For a linked list, bringing an element to the front is O(1)
(just rewire the pointers). For an array, things are not so
pleasant - rotating the found element to the front of the array
is O(n).
So let's see how we can implement a successful BtF for arrays.
The first idea is to just swap the found element with the first
element of the array. That's O(1) but has many disadvantages -
if you search e.g. for two elements, they'll compete for the
front of the array and they'll go back and forth without making
progress.
Another idea is to just swap the found element with the one
just before it. The logic is, each successful find will shift
the element closer to the front, in a bubble sort manner. In
time, the frequently searched elements will slowly creep toward
the front. The resulting performance is not appealing - you
need O(n) searches to bring a given element to the front, for a
total of O(n * n) steps spent in the n searches. Meh.
So let's improve on that: whenever an element is found in
position k, pick a random number i in the range 0, 1, 2, ..., k
inclusive. Then swap the array elements at indexes i and k.
This is the Randomized Slide to Front strategy.
With RStF, worst case search time remains O(n), as is the
unsuccessful search. However, frequently searched elements
migrate quickly to the front - it only takes O(log n) searches
to bring a given value at the front of the array.
Insertion and removal are both a sweet O(1), owing to the light
structuring: to insert just append the element (and perhaps
swap it in a random position of the array to prime searching
for it).
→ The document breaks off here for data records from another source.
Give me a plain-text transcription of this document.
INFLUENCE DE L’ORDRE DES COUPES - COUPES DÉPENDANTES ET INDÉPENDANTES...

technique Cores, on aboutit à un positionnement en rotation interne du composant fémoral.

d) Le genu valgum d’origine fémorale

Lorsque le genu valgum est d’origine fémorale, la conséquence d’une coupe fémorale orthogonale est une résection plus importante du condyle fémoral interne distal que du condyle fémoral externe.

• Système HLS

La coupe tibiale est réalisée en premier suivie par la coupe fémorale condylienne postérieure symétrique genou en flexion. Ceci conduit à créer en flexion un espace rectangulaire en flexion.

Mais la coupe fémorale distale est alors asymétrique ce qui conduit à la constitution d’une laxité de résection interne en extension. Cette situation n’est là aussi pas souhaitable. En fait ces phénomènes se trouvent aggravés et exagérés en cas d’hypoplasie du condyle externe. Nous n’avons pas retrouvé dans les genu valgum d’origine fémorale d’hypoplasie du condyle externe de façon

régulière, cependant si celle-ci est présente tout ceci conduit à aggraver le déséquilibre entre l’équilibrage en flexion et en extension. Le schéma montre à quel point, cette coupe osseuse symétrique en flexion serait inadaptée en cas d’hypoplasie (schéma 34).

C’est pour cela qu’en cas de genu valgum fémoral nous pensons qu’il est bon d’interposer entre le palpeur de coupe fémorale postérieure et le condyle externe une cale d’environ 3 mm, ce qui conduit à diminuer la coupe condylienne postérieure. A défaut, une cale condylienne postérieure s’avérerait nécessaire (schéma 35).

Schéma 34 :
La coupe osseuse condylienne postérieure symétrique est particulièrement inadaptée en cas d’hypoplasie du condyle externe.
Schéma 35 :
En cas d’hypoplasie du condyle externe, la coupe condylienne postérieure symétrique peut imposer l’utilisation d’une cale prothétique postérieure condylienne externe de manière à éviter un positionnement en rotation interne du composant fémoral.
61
Removal by position simply swaps the last element into
the position to be removed and then reduces the size of the
array.
So the RStF is suitable in all cases where BtF would be
recommended, but allows an array layout without considerable
penalty.
Related work: Theodoulos Garefalakis' Master's thesis "A Family
of Randomized Algorithms for List Accessing" describes Markov
Move to Front, which brings the searched element to front
according to a Markov chain schedule; and also Randomized Move
to Front, which decides whether a found element is brought to
front depending on a random choice. These approaches are
similar in that they both use randomization, but different
because neither has good complexity on array storage.
Andrei
What is the advantage compared to let's say a ringbuffer ? On
find you can put the element to the front, and swap the old
element with the new element ?
I guess randomizing would avoid hitting pathological cases too
often, but would converge more slowly ?